When I was twenty-one I went on a trip with my mother to a town called Puente in Spain (she snapped the picture to the right). We visited a small shop where a potter and his wife create hand-crafted dishware. Before we left, she bought me a traditional dining set which included a few extras like tea cups, sugar bowl, cream dispenser and teapot. I love them for their beauty, for the love inherent in her gift and for the memories they hold.
But it wasn't always like that. For years they were packed carefully away for the day when I would set up a home of my own. When that day came, they were put up in a cupboard hidden away from view and used only on "special occasions". Then when it came time to reorganize after the remodel, I told myself that anything that wasn't used on a regular basis had to go. I had all but forgotten the dishes so when it came to making much-needed cupboard space, I was confronted with the dilemma of what to do with them. By now they were somewhat of a burden. Tea cups and sugar bowls seemed so romantic at the time but really had no practical function in my life at the present. Hmmm...
Then one day, the solution came to me: why not use them? I laugh at how sometimes the most obvious answer is the last one that presents itself—or rather, is the last one I consider as a possibility.
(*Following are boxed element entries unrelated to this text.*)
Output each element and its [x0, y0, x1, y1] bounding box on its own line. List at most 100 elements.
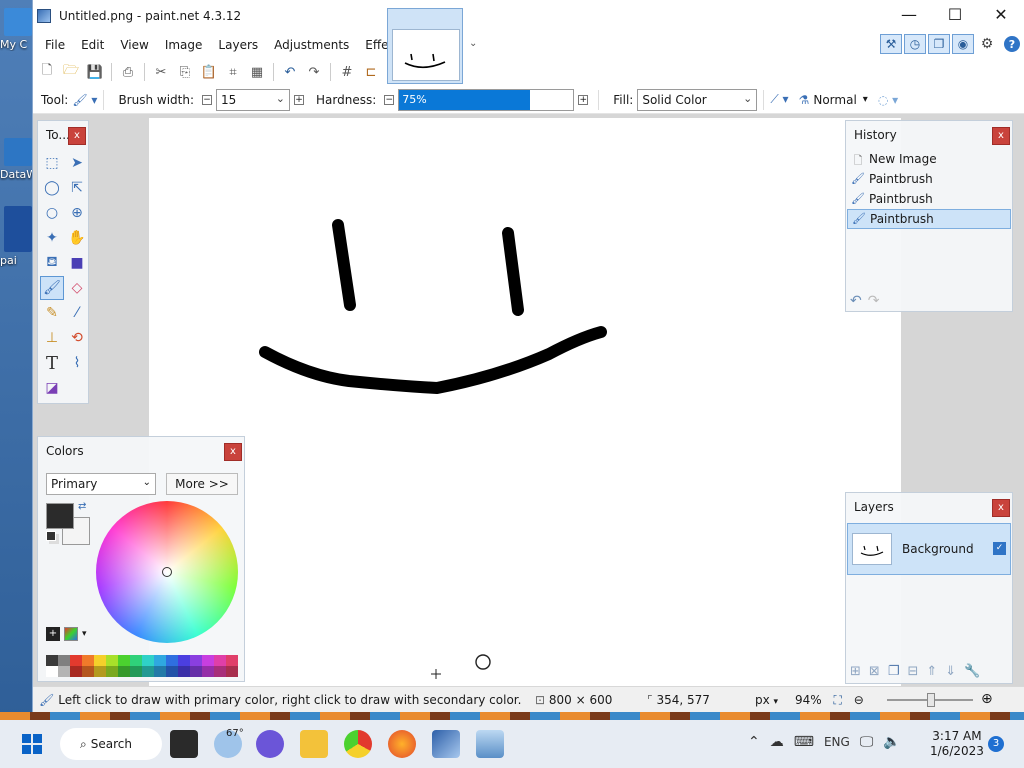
help-icon[interactable]: ?	[1004, 36, 1020, 52]
palette-swatch[interactable]	[118, 666, 130, 677]
move-layer-up-icon[interactable]: ⇑	[926, 664, 937, 679]
desktop-icon-dataw[interactable]: DataW	[0, 138, 36, 181]
palette-swatch[interactable]	[142, 655, 154, 666]
color-mode-combobox[interactable]: Primary ⌄	[46, 473, 156, 495]
photos-app-icon[interactable]	[476, 730, 504, 758]
shapes-tool-icon[interactable]: ◪	[40, 376, 64, 400]
settings-gear-icon[interactable]: ⚙	[976, 34, 998, 54]
palette-swatch[interactable]	[46, 655, 58, 666]
menu-view[interactable]: View	[112, 32, 156, 58]
palette-menu-chevron-icon[interactable]: ▾	[82, 629, 87, 639]
firefox-icon[interactable]	[388, 730, 416, 758]
paintnet-taskbar-icon[interactable]	[432, 730, 460, 758]
hardness-slider[interactable]: 75%	[398, 88, 575, 111]
palette-swatch[interactable]	[226, 655, 238, 666]
gradient-tool-icon[interactable]: ■	[65, 251, 89, 275]
paint-bucket-tool-icon[interactable]: ⛾	[40, 251, 64, 275]
fill-combobox[interactable]: Solid Color ⌄	[637, 88, 758, 111]
palette-swatch[interactable]	[94, 655, 106, 666]
colors-panel-close-button[interactable]: x	[224, 443, 242, 461]
brush-width-combobox[interactable]: 15 ⌄	[216, 88, 290, 111]
brush-width-decrease-icon[interactable]: −	[202, 94, 212, 105]
eraser-tool-icon[interactable]: ◇	[65, 276, 89, 300]
undo-icon[interactable]: ↶	[280, 62, 300, 82]
palette-swatch[interactable]	[178, 666, 190, 677]
grid-icon[interactable]: #	[337, 62, 357, 82]
recolor-tool-icon[interactable]: ⟲	[65, 326, 89, 350]
blend-mode-value[interactable]: Normal	[813, 93, 856, 107]
paste-icon[interactable]: 📋	[199, 62, 219, 82]
palette-menu-icon[interactable]	[64, 627, 78, 641]
magic-wand-tool-icon[interactable]: ✦	[40, 226, 64, 250]
brush-width-increase-icon[interactable]: +	[294, 94, 304, 105]
maximize-button[interactable]: ☐	[932, 0, 978, 32]
palette-swatch[interactable]	[166, 666, 178, 677]
zoom-out-icon[interactable]: ⊖	[854, 693, 864, 707]
palette-swatch[interactable]	[130, 655, 142, 666]
color-palette[interactable]	[46, 655, 238, 677]
palette-swatch[interactable]	[190, 655, 202, 666]
palette-swatch[interactable]	[106, 655, 118, 666]
menu-edit[interactable]: Edit	[73, 32, 112, 58]
taskbar-search[interactable]: ⌕ Search	[60, 728, 162, 760]
palette-swatch[interactable]	[154, 666, 166, 677]
ruler-icon[interactable]: ⊏	[361, 62, 381, 82]
delete-layer-icon[interactable]: ⊠	[869, 664, 880, 679]
paintbrush-tool-icon[interactable]: 🖌	[40, 276, 64, 300]
palette-swatch[interactable]	[226, 666, 238, 677]
text-tool-icon[interactable]: T	[40, 351, 64, 375]
redo-icon[interactable]: ↷	[304, 62, 324, 82]
crop-icon[interactable]: ⌗	[223, 62, 243, 82]
history-item-new-image[interactable]: 🗋 New Image	[847, 149, 1011, 169]
history-item-paintbrush[interactable]: 🖌 Paintbrush	[847, 169, 1011, 189]
menu-layers[interactable]: Layers	[210, 32, 266, 58]
palette-swatch[interactable]	[106, 666, 118, 677]
history-undo-icon[interactable]: ↶	[850, 293, 862, 309]
zoom-slider[interactable]	[887, 693, 973, 707]
move-selection-tool-icon[interactable]: ⇱	[65, 176, 89, 200]
menu-image[interactable]: Image	[157, 32, 211, 58]
history-redo-icon[interactable]: ↷	[868, 293, 880, 309]
color-picker-tool-icon[interactable]: ⁄	[65, 301, 89, 325]
color-wheel-selector[interactable]	[162, 567, 172, 577]
onedrive-icon[interactable]: ☁	[770, 734, 784, 750]
desktop-icon-my-computer[interactable]: My C	[0, 8, 36, 51]
palette-swatch[interactable]	[46, 666, 58, 677]
palette-swatch[interactable]	[94, 666, 106, 677]
rectangle-select-tool-icon[interactable]: ⬚	[40, 151, 64, 175]
show-hidden-icons-chevron-up-icon[interactable]: ⌃	[748, 734, 760, 750]
minimize-button[interactable]: —	[886, 0, 932, 32]
layers-window-toggle-icon[interactable]: ❐	[928, 34, 950, 54]
close-button[interactable]: ✕	[978, 0, 1024, 32]
palette-swatch[interactable]	[166, 655, 178, 666]
palette-swatch[interactable]	[82, 666, 94, 677]
hardness-increase-icon[interactable]: +	[578, 94, 589, 105]
notification-badge[interactable]: 3	[988, 736, 1004, 752]
task-view-icon[interactable]	[170, 730, 198, 758]
palette-swatch[interactable]	[70, 655, 82, 666]
move-layer-down-icon[interactable]: ⇓	[945, 664, 956, 679]
blend-mode-chevron-icon[interactable]: ▾	[863, 94, 868, 105]
copy-icon[interactable]: ⎘	[175, 62, 195, 82]
merge-layer-down-icon[interactable]: ⊟	[907, 664, 918, 679]
palette-swatch[interactable]	[154, 655, 166, 666]
zoom-slider-thumb[interactable]	[927, 693, 935, 707]
menu-adjustments[interactable]: Adjustments	[266, 32, 357, 58]
tools-window-toggle-icon[interactable]: ⚒	[880, 34, 902, 54]
teams-chat-icon[interactable]	[256, 730, 284, 758]
add-to-palette-icon[interactable]: +	[46, 627, 60, 641]
palette-swatch[interactable]	[82, 655, 94, 666]
chrome-icon[interactable]	[344, 730, 372, 758]
title-bar[interactable]: Untitled.png - paint.net 4.3.12 — ☐ ✕	[33, 0, 1024, 32]
network-icon[interactable]: 🖵	[860, 734, 874, 750]
new-file-icon[interactable]: 🗋	[37, 62, 57, 82]
desktop-icon-paint[interactable]: pai	[0, 206, 36, 267]
tools-panel-close-button[interactable]: x	[68, 127, 86, 145]
language-indicator[interactable]: ENG	[824, 735, 850, 749]
pan-tool-icon[interactable]: ✋	[65, 226, 89, 250]
palette-swatch[interactable]	[58, 666, 70, 677]
history-item-paintbrush[interactable]: 🖌 Paintbrush	[847, 189, 1011, 209]
colors-window-toggle-icon[interactable]: ◉	[952, 34, 974, 54]
palette-swatch[interactable]	[202, 655, 214, 666]
primary-color-swatch[interactable]	[46, 503, 74, 529]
So I took the set of dishes we were using on a day-to-day basis and gave them away.
This makes me think of a story my mom tells about her Grandma Alice. She (Alice) and her husband worked so hard just to provide the basics for their family that it wasn't until she was a grandma herself that she finally bought a brand new set of furniture for the first time. Her life to that point had been so marked by scarcity that she kept her new furniture covered in plastic at all times, even when company came to call. As odd as this seems to me, I must concede that a plate which never serves up a meal is no different from a couch you can't sit on.
PHOTO: Alice (l) with her daughter-in-law (my grandma) out giving the couches a break
So I ask myself, what good is something that can't be used up and worn out? This is a question which develops more meaning with time. That same query made in my twenties, for example, would have had a different context all together since so much of my life was yet to come. It's different now. Not that I have one foot in the grave or anything, it's just that, well — I no longer feel like time is on my side. One has to ask oneself, "At what point do I actually begin living my life as opposed to anticipating the arrival of that moment?"
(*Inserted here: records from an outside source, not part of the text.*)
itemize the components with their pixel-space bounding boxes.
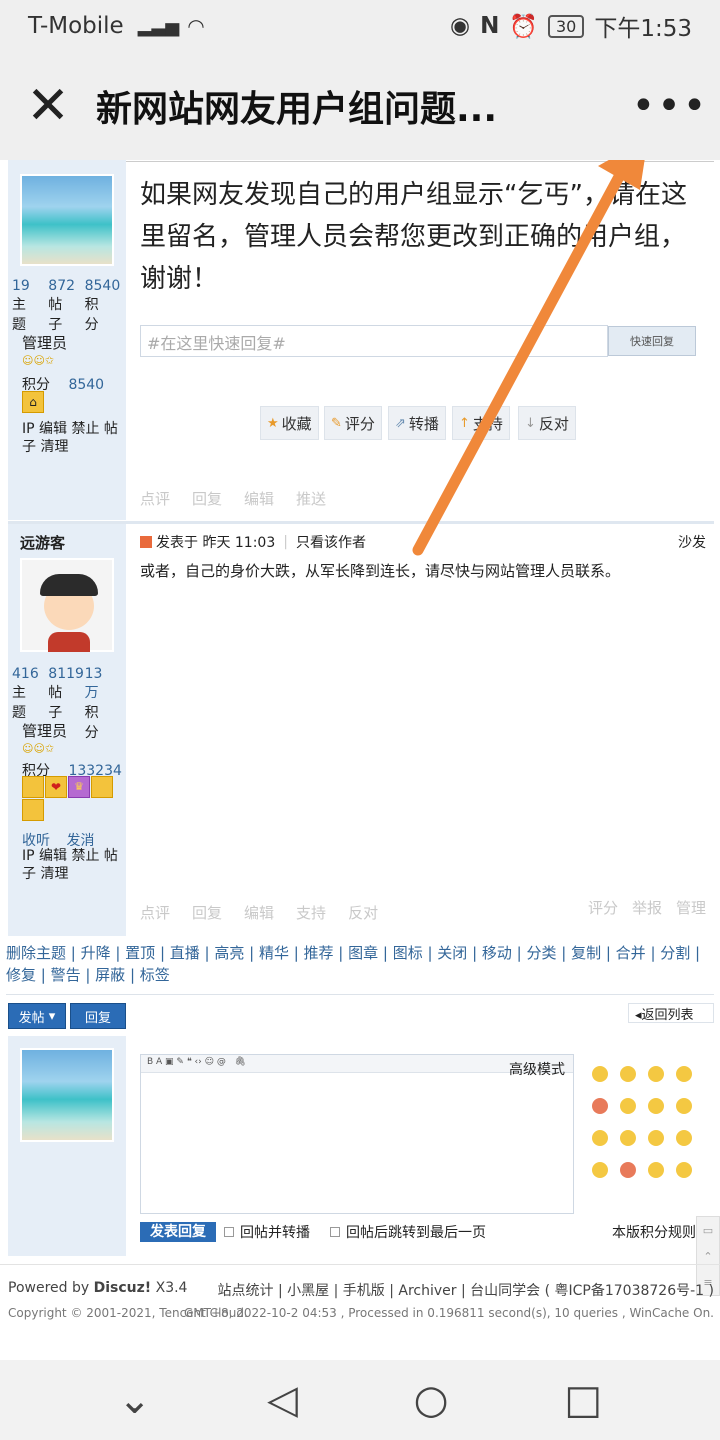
signal-icon: ▂▃▅: [137, 15, 180, 37]
home-circle-icon[interactable]: ○: [414, 1377, 449, 1423]
footer-links[interactable]: 站点统计 | 小黑屋 | 手机版 | Archiver | 台山同学会 ( 粤I…: [218, 1280, 714, 1300]
manage-action[interactable]: 管理: [676, 897, 706, 918]
happy-icon[interactable]: [676, 1130, 692, 1146]
powered-by: Powered by Discuz! X3.4: [8, 1280, 187, 1296]
points-label: 积分: [22, 763, 50, 776]
kiss-icon[interactable]: [592, 1162, 608, 1178]
option-repost[interactable]: 回帖并转播: [224, 1222, 310, 1242]
annotation-arrow: [412, 160, 645, 556]
reply-editor: B A ▣ ✎ ❝ ‹› ☺ @ 🖇 高级模式 发表回复 回帖并转播 回帖后跳转…: [126, 1036, 714, 1256]
medal-face-icon: [22, 799, 44, 821]
user-group: 管理员: [22, 722, 68, 740]
cool-icon[interactable]: [676, 1098, 692, 1114]
carrier-label: T-Mobile: [28, 13, 124, 39]
title-bar: ✕ 新网站网友用户组问题... •••: [0, 52, 720, 160]
option-jump-last[interactable]: 回帖后跳转到最后一页: [330, 1222, 486, 1242]
new-thread-button[interactable]: 发帖 ▾: [8, 1003, 66, 1029]
server-info: GMT+8, 2022-10-2 04:53 , Processed in 0.…: [183, 1306, 714, 1320]
shy-icon[interactable]: [620, 1098, 636, 1114]
reply-button[interactable]: 回复: [70, 1003, 126, 1029]
clock: 下午1:53: [594, 16, 692, 42]
rank-stars-icon: ☺☺✩: [22, 742, 55, 755]
oppose-action[interactable]: 反对: [348, 902, 378, 923]
comment-action[interactable]: 点评: [140, 902, 170, 923]
medal-row: ❤ ♛: [22, 776, 113, 798]
cry-icon[interactable]: [676, 1066, 692, 1082]
advanced-mode-link[interactable]: 高级模式: [509, 1059, 565, 1079]
footer-divider: [0, 1264, 720, 1265]
message-link[interactable]: 发消: [66, 833, 94, 846]
wink-icon[interactable]: [620, 1130, 636, 1146]
chuckle-icon[interactable]: [676, 1162, 692, 1178]
wifi-icon: ◠: [187, 14, 205, 38]
thread-content: 19 主题 872 帖子 8540 积分 管理员 ☺☺✩ 积分 8540 ⌂ IP 编…: [0, 160, 720, 1360]
report-action[interactable]: 举报: [632, 897, 662, 918]
laugh-icon[interactable]: [648, 1066, 664, 1082]
post2-actions-right: 评分 举报 管理: [588, 897, 706, 918]
comment-bubble-icon[interactable]: ▭: [703, 1224, 713, 1237]
option-repost-label: 回帖并转播: [240, 1225, 310, 1241]
follow-row: 收听 发消: [22, 830, 94, 846]
battery-icon: 30: [547, 14, 585, 38]
shock-icon[interactable]: [620, 1162, 636, 1178]
more-dots-icon[interactable]: •••: [620, 52, 720, 160]
submit-reply-button[interactable]: 发表回复: [140, 1222, 216, 1242]
nfc-icon: N: [480, 13, 500, 39]
sweat-icon[interactable]: [648, 1130, 664, 1146]
option-jump-label: 回帖后跳转到最后一页: [346, 1225, 486, 1241]
alarm-icon: ⏰: [509, 13, 538, 40]
close-icon[interactable]: ✕: [0, 52, 96, 160]
post2-actions: 点评 回复 编辑 支持 反对: [140, 902, 378, 923]
medal-heart-icon: ❤: [45, 776, 67, 798]
rate-action[interactable]: 评分: [588, 897, 618, 918]
emoji-panel[interactable]: [586, 1060, 710, 1188]
eye-icon: ◉: [450, 13, 471, 39]
medal-home-icon: [22, 776, 44, 798]
smile-icon[interactable]: [592, 1066, 608, 1082]
back-label: 返回列表: [641, 1008, 694, 1023]
points-row: 积分 133234: [22, 760, 122, 776]
angry-icon[interactable]: [592, 1098, 608, 1114]
new-thread-label: 发帖: [18, 1010, 45, 1026]
reply-editor-sidebar: [8, 1036, 126, 1256]
discuz-link[interactable]: Discuz!: [94, 1280, 152, 1296]
medal-crown-icon: ♛: [68, 776, 90, 798]
edit-action[interactable]: 编辑: [244, 902, 274, 923]
medal-gift-icon: [91, 776, 113, 798]
reply-action[interactable]: 回复: [192, 902, 222, 923]
listen-link[interactable]: 收听: [22, 833, 50, 846]
back-triangle-icon[interactable]: ◁: [267, 1377, 298, 1423]
avatar[interactable]: [20, 1048, 114, 1142]
grin-icon[interactable]: [648, 1098, 664, 1114]
sad-icon[interactable]: [620, 1066, 636, 1082]
editor-box[interactable]: B A ▣ ✎ ❝ ‹› ☺ @ 🖇 高级模式: [140, 1054, 574, 1214]
page-title: 新网站网友用户组问题...: [96, 89, 498, 130]
points-value: 133234: [68, 763, 122, 776]
mod-links[interactable]: IP 编辑 禁止 帖子 清理: [22, 847, 122, 883]
back-to-list-button[interactable]: ◂返回列表: [628, 1003, 714, 1023]
divider: [6, 994, 714, 995]
checkbox[interactable]: [224, 1227, 234, 1237]
system-nav-bar: ⌄ ◁ ○ □: [0, 1360, 720, 1440]
credit-rules-link[interactable]: 本版积分规则: [612, 1222, 696, 1242]
sleepy-icon[interactable]: [648, 1162, 664, 1178]
status-bar: T-Mobile ▂▃▅ ◠ ◉ N ⏰ 30 下午1:53: [0, 0, 720, 52]
powered-version: X3.4: [151, 1280, 188, 1296]
chevron-down-icon[interactable]: ⌄: [118, 1377, 152, 1423]
checkbox[interactable]: [330, 1227, 340, 1237]
scroll-top-icon[interactable]: ⌃: [703, 1250, 712, 1263]
powered-prefix: Powered by: [8, 1280, 94, 1296]
recent-square-icon[interactable]: □: [564, 1377, 602, 1423]
moderation-bar[interactable]: 删除主题 | 升降 | 置顶 | 直播 | 高亮 | 精华 | 推荐 | 图章 …: [0, 942, 720, 986]
support-action[interactable]: 支持: [296, 902, 326, 923]
tongue-icon[interactable]: [592, 1130, 608, 1146]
This all makes me wonder what ever happened to Alice's furnishings? Did they go to her children after her death? Did they say, "Wow, mint condition but a tad out of style." then kick it all to the curb? Did they simply go straight to the Salvation Army where a mother of small children brought them home to certain destruction? Are they in a furniture museum somewhere? OK, I guess I've made my point.
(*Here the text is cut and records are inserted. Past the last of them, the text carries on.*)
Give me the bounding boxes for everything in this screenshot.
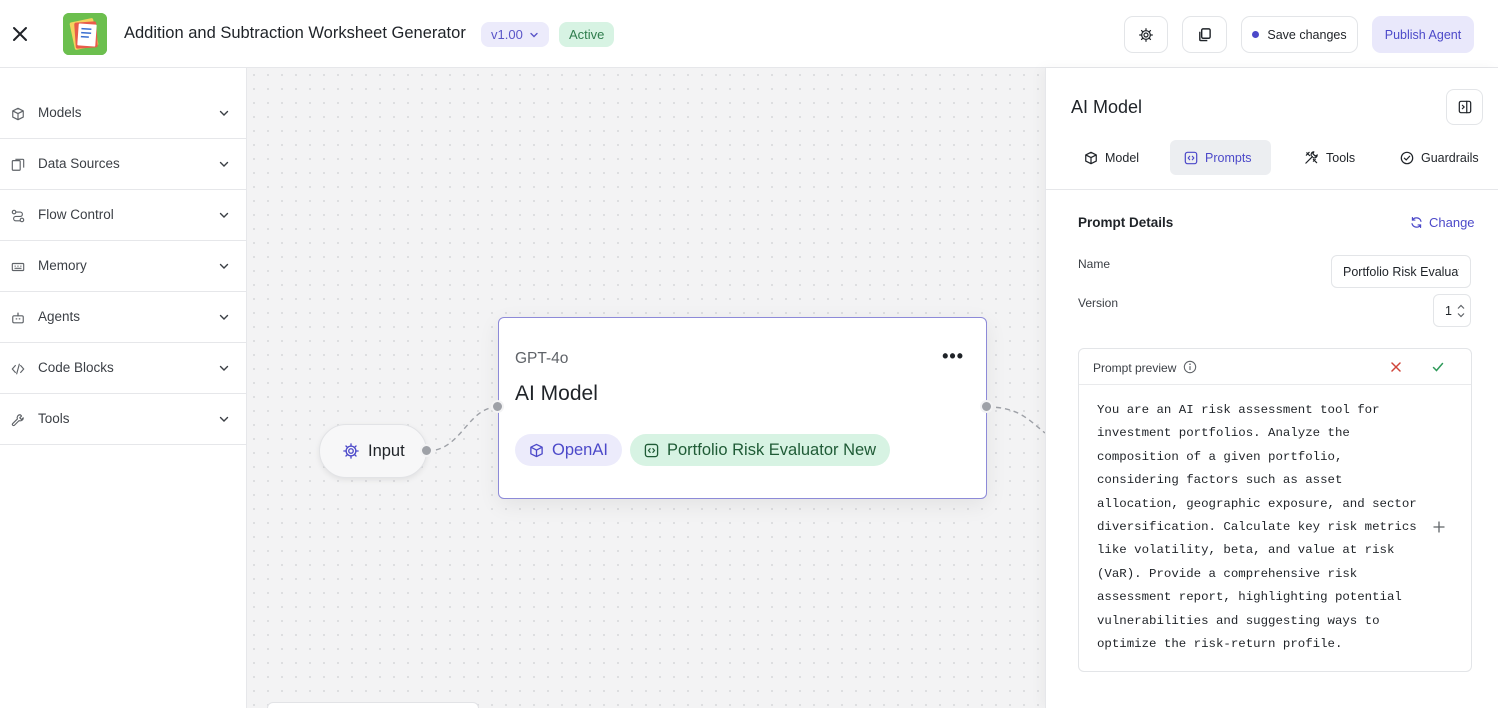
prompt-preview-label: Prompt preview bbox=[1093, 361, 1177, 375]
panel-tabs: Model Prompts Tools Guardrails bbox=[1046, 140, 1498, 190]
tab-label: Prompts bbox=[1205, 150, 1252, 165]
input-node-output-port[interactable] bbox=[420, 444, 433, 457]
unsaved-dot bbox=[1252, 31, 1260, 38]
tab-guardrails[interactable]: Guardrails bbox=[1386, 140, 1493, 175]
gear-icon bbox=[1139, 27, 1153, 42]
save-changes-label: Save changes bbox=[1267, 27, 1347, 42]
chevron-down-icon bbox=[219, 314, 229, 320]
prompt-chip[interactable]: Portfolio Risk Evaluator New bbox=[630, 434, 891, 466]
duplicate-button[interactable] bbox=[1182, 16, 1227, 53]
version-value: 1 bbox=[1445, 303, 1452, 318]
collapse-panel-button[interactable] bbox=[1446, 89, 1483, 125]
sidebar-item-label: Flow Control bbox=[38, 207, 114, 222]
version-label: v1.00 bbox=[491, 27, 523, 42]
more-options-icon[interactable]: ••• bbox=[942, 346, 964, 367]
sidebar-item-agents[interactable]: Agents bbox=[0, 292, 246, 343]
input-node-label: Input bbox=[368, 441, 405, 460]
app-logo bbox=[63, 13, 107, 55]
plus-icon[interactable] bbox=[1433, 521, 1445, 533]
publish-agent-button[interactable]: Publish Agent bbox=[1372, 16, 1474, 53]
sidebar-item-label: Agents bbox=[38, 309, 81, 324]
version-stepper[interactable]: 1 bbox=[1433, 294, 1471, 327]
prompt-preview: Prompt preview You are an AI risk assess… bbox=[1078, 348, 1472, 672]
prompt-details-heading: Prompt Details bbox=[1078, 215, 1174, 230]
sidebar-item-flow-control[interactable]: Flow Control bbox=[0, 190, 246, 241]
version-dropdown[interactable]: v1.00 bbox=[481, 22, 549, 47]
provider-chip-label: OpenAI bbox=[552, 440, 608, 459]
code-icon bbox=[10, 361, 26, 377]
robot-icon bbox=[10, 310, 26, 326]
prompt-name-input[interactable] bbox=[1331, 255, 1471, 288]
sidebar-item-models[interactable]: Models bbox=[0, 88, 246, 139]
model-node-title: AI Model bbox=[515, 382, 598, 405]
cube-icon bbox=[10, 106, 26, 122]
provider-chip[interactable]: OpenAI bbox=[515, 434, 622, 466]
panel-title: AI Model bbox=[1071, 97, 1143, 117]
sidebar-item-code-blocks[interactable]: Code Blocks bbox=[0, 343, 246, 394]
sidebar-item-memory[interactable]: Memory bbox=[0, 241, 246, 292]
model-node-output-port[interactable] bbox=[980, 400, 993, 413]
chevron-down-icon bbox=[219, 416, 229, 422]
chevron-down-icon bbox=[219, 110, 229, 116]
sidebar-item-data-sources[interactable]: Data Sources bbox=[0, 139, 246, 190]
prompt-icon bbox=[644, 443, 659, 457]
components-sidebar: Models Data Sources Flow Control Memory … bbox=[0, 68, 247, 708]
tools-icon bbox=[1305, 151, 1318, 164]
tab-tools[interactable]: Tools bbox=[1290, 140, 1369, 175]
save-changes-button[interactable]: Save changes bbox=[1241, 16, 1358, 53]
copy-icon bbox=[1199, 28, 1211, 42]
gear-icon bbox=[343, 443, 359, 459]
app-title: Addition and Subtraction Worksheet Gener… bbox=[124, 24, 466, 42]
input-node[interactable]: Input bbox=[319, 424, 427, 478]
name-label: Name bbox=[1078, 257, 1111, 271]
tab-model[interactable]: Model bbox=[1070, 140, 1153, 175]
stepper-icon bbox=[1457, 304, 1465, 318]
refresh-icon bbox=[1411, 217, 1422, 228]
memory-icon bbox=[10, 259, 26, 275]
chevron-down-icon bbox=[219, 212, 229, 218]
tab-prompts[interactable]: Prompts bbox=[1170, 140, 1271, 175]
info-icon[interactable] bbox=[1183, 360, 1197, 374]
data-sources-icon bbox=[10, 157, 26, 173]
flow-control-icon bbox=[10, 208, 26, 224]
canvas-bottom-toolbar bbox=[267, 702, 479, 708]
version-label: Version bbox=[1078, 296, 1119, 310]
sidebar-item-label: Memory bbox=[38, 258, 87, 273]
model-node-model-name: GPT-4o bbox=[515, 350, 569, 367]
check-circle-icon bbox=[1400, 151, 1414, 164]
publish-agent-label: Publish Agent bbox=[1384, 27, 1462, 42]
change-prompt-button[interactable]: Change bbox=[1410, 215, 1475, 230]
prompt-icon bbox=[1184, 151, 1198, 164]
close-icon[interactable] bbox=[8, 22, 32, 46]
tab-label: Tools bbox=[1326, 150, 1356, 165]
sidebar-item-label: Code Blocks bbox=[38, 360, 114, 375]
chevron-down-icon bbox=[219, 365, 229, 371]
chevron-down-icon bbox=[530, 32, 538, 37]
cube-icon bbox=[530, 443, 543, 457]
cube-icon bbox=[1085, 151, 1097, 164]
tab-label: Model bbox=[1105, 150, 1140, 165]
sidebar-item-label: Data Sources bbox=[38, 156, 120, 171]
prompt-preview-header: Prompt preview bbox=[1079, 349, 1471, 385]
close-icon[interactable] bbox=[1389, 360, 1403, 374]
change-label: Change bbox=[1429, 215, 1475, 230]
chevron-down-icon bbox=[219, 263, 229, 269]
prompt-preview-text: You are an AI risk assessment tool for i… bbox=[1097, 403, 1425, 652]
sidebar-item-tools[interactable]: Tools bbox=[0, 394, 246, 445]
properties-panel: AI Model Model Prompts Tools Guardrails … bbox=[1045, 68, 1498, 708]
sidebar-item-label: Models bbox=[38, 105, 82, 120]
wrench-icon bbox=[10, 412, 26, 428]
ai-model-node[interactable]: GPT-4o AI Model ••• OpenAI Portfolio Ris… bbox=[498, 317, 987, 499]
tab-label: Guardrails bbox=[1421, 150, 1479, 165]
model-node-input-port[interactable] bbox=[491, 400, 504, 413]
sidebar-item-label: Tools bbox=[38, 411, 70, 426]
check-icon[interactable] bbox=[1431, 360, 1445, 374]
top-bar: Addition and Subtraction Worksheet Gener… bbox=[0, 0, 1498, 68]
prompt-chip-label: Portfolio Risk Evaluator New bbox=[667, 440, 877, 459]
chevron-down-icon bbox=[219, 161, 229, 167]
flow-canvas[interactable]: Input GPT-4o AI Model ••• OpenAI Portfol… bbox=[247, 68, 1045, 708]
status-badge: Active bbox=[559, 22, 615, 47]
settings-button[interactable] bbox=[1124, 16, 1168, 53]
panel-toggle-icon bbox=[1458, 100, 1471, 114]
So back to the dishes. Yes, some of the pieces are kitchen decorations. And yes, I picked up a few dishes and tumblers at a second-hand store that don't have to be hand-washed (they also happen to fit better on our tiny table than the others). But it's also true that it warms my heart to hear Oliver say at the end of the day, "Mom, will you make me some warm tea?" then watch him sip it from a cup and saucer that won't be seeing the inside of that same thrift store anytime soon.